Kitchings looked disgusted. “Ever time I send him after you, something goes wrong. I don’t know which one of you’s to blame, but damned if I’ll let it happen again.”
“Sheriff, the minute we can wrap up this case, I’ll be glad to head back to Knoxville for good.”
“Yeah. Well. Whatcha got so far?”
“Well, it’s pretty much what I thought from the beginning: white female, twenty to twenty-three years, unusually tall — somewhere between five-ten and six feet in stature. Blonde hair, fairly long. No dental work; small, unfilled caries — cavities — in two of her molars and one of her canines. Only sign of skeletal trauma was multiple fractures of the hyoid.”
“Fractures of the what-oid?”
“The hyoid.”
“What’s that mean?”
“Means she was strangled. The hyoid’s that small, wiggly bone just above your Adam’s apple.” I demonstrated, and the sheriff and his deputy jiggled their hyoids from side to side. “Hers was crushed. Pretty sure sign of manual strangulation.”
He looked grim. “Anything else unusual?”
“Well, she was wearing a U.S. Army dog tag around her neck.” I paused, giving him a chance to process the information. “I took it to Art Bohanan, the resident fingerprint guru at KPD, in hopes he might pick up a print from whoever had his hands around her neck.”
Kitchings took in a breath and leaned toward me, his eyes blazing. “And?”
“Nothing.”
He exhaled. “Shoot. But was the tag still legible?” I nodded. “What’d it say?”
It was my turn to take a breath. “It said Lt. Thomas J. O’Conner.”
Kitchings turned away. “That cocksucking son of a bitch,” he whispered. “I am gonna nail his sorry ass to the cross.”
I waited. “Sheriff?” He turned. “Any idea who she was?”
I was conscious, at the edge of my field of view, of Williams, motionless but tightly coiled.
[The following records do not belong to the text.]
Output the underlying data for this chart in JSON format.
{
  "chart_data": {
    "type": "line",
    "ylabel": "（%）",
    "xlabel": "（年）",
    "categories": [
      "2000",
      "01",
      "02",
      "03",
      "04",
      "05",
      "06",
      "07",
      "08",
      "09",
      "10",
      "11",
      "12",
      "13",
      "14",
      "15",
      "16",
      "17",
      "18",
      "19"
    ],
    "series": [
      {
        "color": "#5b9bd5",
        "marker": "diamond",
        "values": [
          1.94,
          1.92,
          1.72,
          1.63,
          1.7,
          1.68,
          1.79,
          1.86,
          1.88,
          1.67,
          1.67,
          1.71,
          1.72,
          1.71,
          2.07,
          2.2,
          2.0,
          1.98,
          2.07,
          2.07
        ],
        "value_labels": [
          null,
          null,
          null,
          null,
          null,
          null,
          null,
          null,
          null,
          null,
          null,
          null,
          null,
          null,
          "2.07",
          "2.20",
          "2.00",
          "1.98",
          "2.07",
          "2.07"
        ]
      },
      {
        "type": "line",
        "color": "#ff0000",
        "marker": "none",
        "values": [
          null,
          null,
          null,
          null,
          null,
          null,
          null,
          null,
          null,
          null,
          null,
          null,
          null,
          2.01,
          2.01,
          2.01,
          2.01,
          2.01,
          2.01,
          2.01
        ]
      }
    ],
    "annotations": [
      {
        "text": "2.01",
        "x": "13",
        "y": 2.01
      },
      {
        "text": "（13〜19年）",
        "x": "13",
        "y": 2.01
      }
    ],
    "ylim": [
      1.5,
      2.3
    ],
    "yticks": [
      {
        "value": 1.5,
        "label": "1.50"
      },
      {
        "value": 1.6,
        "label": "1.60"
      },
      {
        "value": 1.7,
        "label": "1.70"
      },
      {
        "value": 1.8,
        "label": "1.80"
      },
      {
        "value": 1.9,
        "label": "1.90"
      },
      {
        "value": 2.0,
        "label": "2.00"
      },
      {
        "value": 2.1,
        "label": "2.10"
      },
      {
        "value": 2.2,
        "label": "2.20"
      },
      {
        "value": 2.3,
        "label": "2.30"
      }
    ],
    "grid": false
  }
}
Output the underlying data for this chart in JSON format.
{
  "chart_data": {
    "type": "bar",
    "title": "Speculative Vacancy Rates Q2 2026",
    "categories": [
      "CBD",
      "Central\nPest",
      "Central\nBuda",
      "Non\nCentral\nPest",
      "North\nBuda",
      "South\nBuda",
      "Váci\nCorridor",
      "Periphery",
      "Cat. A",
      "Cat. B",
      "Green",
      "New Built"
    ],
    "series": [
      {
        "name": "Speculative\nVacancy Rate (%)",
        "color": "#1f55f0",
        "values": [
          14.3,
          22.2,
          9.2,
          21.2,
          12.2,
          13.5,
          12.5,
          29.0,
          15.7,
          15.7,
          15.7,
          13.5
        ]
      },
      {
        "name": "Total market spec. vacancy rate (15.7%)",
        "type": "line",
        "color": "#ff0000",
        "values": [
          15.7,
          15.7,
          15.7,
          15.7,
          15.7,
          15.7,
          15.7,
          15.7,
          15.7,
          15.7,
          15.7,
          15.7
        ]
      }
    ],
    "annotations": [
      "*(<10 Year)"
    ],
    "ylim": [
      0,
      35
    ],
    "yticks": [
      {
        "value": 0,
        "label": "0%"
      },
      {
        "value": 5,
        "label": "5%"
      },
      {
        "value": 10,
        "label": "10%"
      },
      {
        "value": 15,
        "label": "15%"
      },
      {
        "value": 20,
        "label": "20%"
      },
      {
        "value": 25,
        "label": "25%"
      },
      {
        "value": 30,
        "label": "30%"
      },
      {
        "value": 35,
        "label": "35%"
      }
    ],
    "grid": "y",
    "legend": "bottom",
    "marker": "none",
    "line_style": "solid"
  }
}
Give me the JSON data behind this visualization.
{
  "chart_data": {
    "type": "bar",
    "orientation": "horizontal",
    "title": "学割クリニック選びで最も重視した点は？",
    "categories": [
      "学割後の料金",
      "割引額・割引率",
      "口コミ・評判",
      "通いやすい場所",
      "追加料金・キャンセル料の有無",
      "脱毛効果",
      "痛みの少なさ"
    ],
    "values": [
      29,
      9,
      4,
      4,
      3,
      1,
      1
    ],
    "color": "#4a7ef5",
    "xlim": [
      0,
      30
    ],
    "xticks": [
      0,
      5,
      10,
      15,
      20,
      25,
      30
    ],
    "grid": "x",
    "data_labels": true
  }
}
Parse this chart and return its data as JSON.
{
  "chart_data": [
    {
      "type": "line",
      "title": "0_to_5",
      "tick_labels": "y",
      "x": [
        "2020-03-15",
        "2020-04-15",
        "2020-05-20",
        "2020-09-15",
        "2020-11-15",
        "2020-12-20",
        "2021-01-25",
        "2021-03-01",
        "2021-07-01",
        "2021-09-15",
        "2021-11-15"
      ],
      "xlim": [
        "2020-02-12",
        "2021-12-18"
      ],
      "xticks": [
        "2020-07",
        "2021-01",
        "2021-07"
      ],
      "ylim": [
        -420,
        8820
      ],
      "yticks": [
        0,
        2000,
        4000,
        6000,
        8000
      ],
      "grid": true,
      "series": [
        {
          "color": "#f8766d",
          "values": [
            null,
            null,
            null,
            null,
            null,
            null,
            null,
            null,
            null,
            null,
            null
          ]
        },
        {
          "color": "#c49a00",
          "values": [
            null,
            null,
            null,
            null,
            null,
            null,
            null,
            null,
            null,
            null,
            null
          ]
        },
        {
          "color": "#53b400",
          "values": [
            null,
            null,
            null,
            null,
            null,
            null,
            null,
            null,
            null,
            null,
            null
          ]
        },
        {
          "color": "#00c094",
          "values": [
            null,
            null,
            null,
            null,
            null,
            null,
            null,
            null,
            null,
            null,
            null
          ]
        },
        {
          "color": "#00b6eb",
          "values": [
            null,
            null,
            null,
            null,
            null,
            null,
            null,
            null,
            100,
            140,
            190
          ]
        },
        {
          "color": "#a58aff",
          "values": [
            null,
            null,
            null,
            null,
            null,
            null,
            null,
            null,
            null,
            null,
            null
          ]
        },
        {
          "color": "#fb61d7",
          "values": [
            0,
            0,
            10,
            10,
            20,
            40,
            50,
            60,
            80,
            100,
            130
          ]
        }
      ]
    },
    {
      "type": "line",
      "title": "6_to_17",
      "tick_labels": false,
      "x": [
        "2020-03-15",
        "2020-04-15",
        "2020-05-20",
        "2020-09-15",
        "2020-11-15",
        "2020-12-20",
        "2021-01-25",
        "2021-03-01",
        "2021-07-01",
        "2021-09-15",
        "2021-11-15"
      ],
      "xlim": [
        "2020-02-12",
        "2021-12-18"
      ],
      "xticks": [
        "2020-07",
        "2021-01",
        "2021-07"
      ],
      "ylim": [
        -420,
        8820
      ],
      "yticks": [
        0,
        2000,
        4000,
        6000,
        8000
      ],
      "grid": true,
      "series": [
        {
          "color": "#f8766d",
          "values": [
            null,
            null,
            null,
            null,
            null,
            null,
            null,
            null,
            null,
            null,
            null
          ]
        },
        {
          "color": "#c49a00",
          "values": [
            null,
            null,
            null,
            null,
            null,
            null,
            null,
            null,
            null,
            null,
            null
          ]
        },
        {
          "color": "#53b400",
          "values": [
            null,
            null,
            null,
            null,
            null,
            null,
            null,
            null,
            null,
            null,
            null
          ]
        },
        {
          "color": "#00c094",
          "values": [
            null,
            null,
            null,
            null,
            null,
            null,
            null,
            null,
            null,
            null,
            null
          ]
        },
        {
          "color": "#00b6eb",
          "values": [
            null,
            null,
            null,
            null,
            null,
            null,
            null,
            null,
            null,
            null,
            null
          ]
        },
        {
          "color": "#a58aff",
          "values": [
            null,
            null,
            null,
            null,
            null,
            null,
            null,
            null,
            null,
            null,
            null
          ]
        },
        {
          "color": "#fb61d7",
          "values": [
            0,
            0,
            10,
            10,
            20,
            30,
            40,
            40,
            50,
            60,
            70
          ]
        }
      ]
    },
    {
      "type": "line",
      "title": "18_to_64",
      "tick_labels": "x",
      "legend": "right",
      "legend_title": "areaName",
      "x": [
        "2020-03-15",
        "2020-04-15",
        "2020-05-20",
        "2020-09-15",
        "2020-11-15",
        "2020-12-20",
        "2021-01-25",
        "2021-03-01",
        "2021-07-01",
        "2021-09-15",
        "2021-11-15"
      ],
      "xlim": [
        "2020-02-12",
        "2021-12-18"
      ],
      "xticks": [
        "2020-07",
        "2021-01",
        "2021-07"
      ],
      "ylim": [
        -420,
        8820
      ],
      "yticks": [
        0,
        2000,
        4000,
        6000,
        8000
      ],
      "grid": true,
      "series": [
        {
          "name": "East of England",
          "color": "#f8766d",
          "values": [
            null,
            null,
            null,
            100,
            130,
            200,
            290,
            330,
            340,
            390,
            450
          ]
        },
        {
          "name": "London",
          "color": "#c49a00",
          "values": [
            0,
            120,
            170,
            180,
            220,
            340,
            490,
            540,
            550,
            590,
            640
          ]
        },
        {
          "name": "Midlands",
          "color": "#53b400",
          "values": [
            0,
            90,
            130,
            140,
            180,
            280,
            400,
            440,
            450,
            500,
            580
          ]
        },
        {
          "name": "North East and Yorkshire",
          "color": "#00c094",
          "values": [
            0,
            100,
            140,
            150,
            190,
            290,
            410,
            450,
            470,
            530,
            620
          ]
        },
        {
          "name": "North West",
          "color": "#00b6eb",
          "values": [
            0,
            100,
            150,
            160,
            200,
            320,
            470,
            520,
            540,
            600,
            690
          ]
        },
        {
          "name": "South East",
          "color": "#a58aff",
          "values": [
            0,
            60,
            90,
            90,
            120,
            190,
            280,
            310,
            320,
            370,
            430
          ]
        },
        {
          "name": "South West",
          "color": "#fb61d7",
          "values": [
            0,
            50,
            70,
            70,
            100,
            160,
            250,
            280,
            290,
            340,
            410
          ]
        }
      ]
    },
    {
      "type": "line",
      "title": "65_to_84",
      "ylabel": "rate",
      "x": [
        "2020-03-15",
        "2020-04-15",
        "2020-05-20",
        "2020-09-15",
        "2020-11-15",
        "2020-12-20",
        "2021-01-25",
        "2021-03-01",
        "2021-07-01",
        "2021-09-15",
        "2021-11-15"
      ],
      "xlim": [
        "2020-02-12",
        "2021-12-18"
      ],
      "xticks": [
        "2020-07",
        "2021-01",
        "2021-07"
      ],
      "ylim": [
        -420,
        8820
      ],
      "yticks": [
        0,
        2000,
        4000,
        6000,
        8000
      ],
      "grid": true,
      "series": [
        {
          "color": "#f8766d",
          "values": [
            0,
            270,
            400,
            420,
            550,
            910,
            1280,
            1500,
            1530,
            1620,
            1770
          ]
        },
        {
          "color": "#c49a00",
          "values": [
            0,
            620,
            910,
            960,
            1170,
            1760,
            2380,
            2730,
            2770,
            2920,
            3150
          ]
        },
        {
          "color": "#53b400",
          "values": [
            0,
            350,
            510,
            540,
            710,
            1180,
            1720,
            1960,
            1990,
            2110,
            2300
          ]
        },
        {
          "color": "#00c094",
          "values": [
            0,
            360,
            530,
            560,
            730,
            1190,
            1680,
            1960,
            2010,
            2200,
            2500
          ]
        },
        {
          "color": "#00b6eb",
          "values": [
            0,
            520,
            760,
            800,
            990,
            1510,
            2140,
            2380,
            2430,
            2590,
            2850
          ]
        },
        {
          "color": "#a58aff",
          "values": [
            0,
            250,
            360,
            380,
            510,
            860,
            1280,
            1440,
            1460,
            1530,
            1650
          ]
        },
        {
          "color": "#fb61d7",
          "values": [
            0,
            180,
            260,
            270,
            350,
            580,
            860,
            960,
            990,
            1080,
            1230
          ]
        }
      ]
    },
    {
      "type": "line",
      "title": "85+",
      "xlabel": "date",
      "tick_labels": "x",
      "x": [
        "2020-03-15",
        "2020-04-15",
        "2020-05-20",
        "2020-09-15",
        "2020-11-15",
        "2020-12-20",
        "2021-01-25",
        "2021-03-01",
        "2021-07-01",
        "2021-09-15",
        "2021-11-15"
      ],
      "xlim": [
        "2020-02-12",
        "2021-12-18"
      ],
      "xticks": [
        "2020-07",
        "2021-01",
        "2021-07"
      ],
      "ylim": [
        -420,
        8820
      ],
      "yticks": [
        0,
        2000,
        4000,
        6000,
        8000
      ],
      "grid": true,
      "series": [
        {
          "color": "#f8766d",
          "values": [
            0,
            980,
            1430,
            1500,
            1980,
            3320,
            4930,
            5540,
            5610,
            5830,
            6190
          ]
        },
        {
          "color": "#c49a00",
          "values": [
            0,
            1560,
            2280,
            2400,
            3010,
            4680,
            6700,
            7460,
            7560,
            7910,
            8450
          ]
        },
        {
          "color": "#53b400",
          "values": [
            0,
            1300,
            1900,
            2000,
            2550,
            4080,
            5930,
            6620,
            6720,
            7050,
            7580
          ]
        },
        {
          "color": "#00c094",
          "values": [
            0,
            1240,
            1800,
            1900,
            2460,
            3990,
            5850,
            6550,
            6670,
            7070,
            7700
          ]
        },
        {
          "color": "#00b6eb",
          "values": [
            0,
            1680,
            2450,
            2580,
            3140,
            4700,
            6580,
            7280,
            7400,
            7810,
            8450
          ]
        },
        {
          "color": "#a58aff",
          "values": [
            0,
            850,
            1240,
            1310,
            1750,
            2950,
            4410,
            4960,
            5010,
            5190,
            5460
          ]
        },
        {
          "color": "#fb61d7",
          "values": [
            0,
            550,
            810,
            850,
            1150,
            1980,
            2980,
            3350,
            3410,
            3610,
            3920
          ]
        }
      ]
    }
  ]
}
Kitchings drew in a long breath, let it out, and shook his head. “Hard to say, Doc. Real hard to say.”
I was getting that impression. Maybe not so hard to know—at least, to insiders — but damned difficult to say, at least to outsiders. He was hiding something, I felt sure; I wondered if it was the girl’s identity, and if so, why. I turned to Williams with an inquiring look, but the deputy just shrugged and shook his head. I decided to play the card Jim O’Conner had just handed me. “Sheriff, does the name Lester Ballard mean anything to you?”
He looked up at the ceiling, as if the answer might be found somewhere in the peeling plaster. “Lester Ballard? No, can’t say as it does. Why?”
“Hard to say. It just sorta came up.”
He eyed me suspiciously, sensing some subtext but not sure what it was.
“There’s some Ballards over in Union County, I believe, but I don’t know of any Lester. I damn sure know of a Thomas J. O’Conner, though.”
I nodded. “Sheriff?” He looked annoyed. “What’s he like, this O’Conner?”
Kitchings made a face, shook his head. “Smartass. Thinks he’s better and brighter than the rest of us.”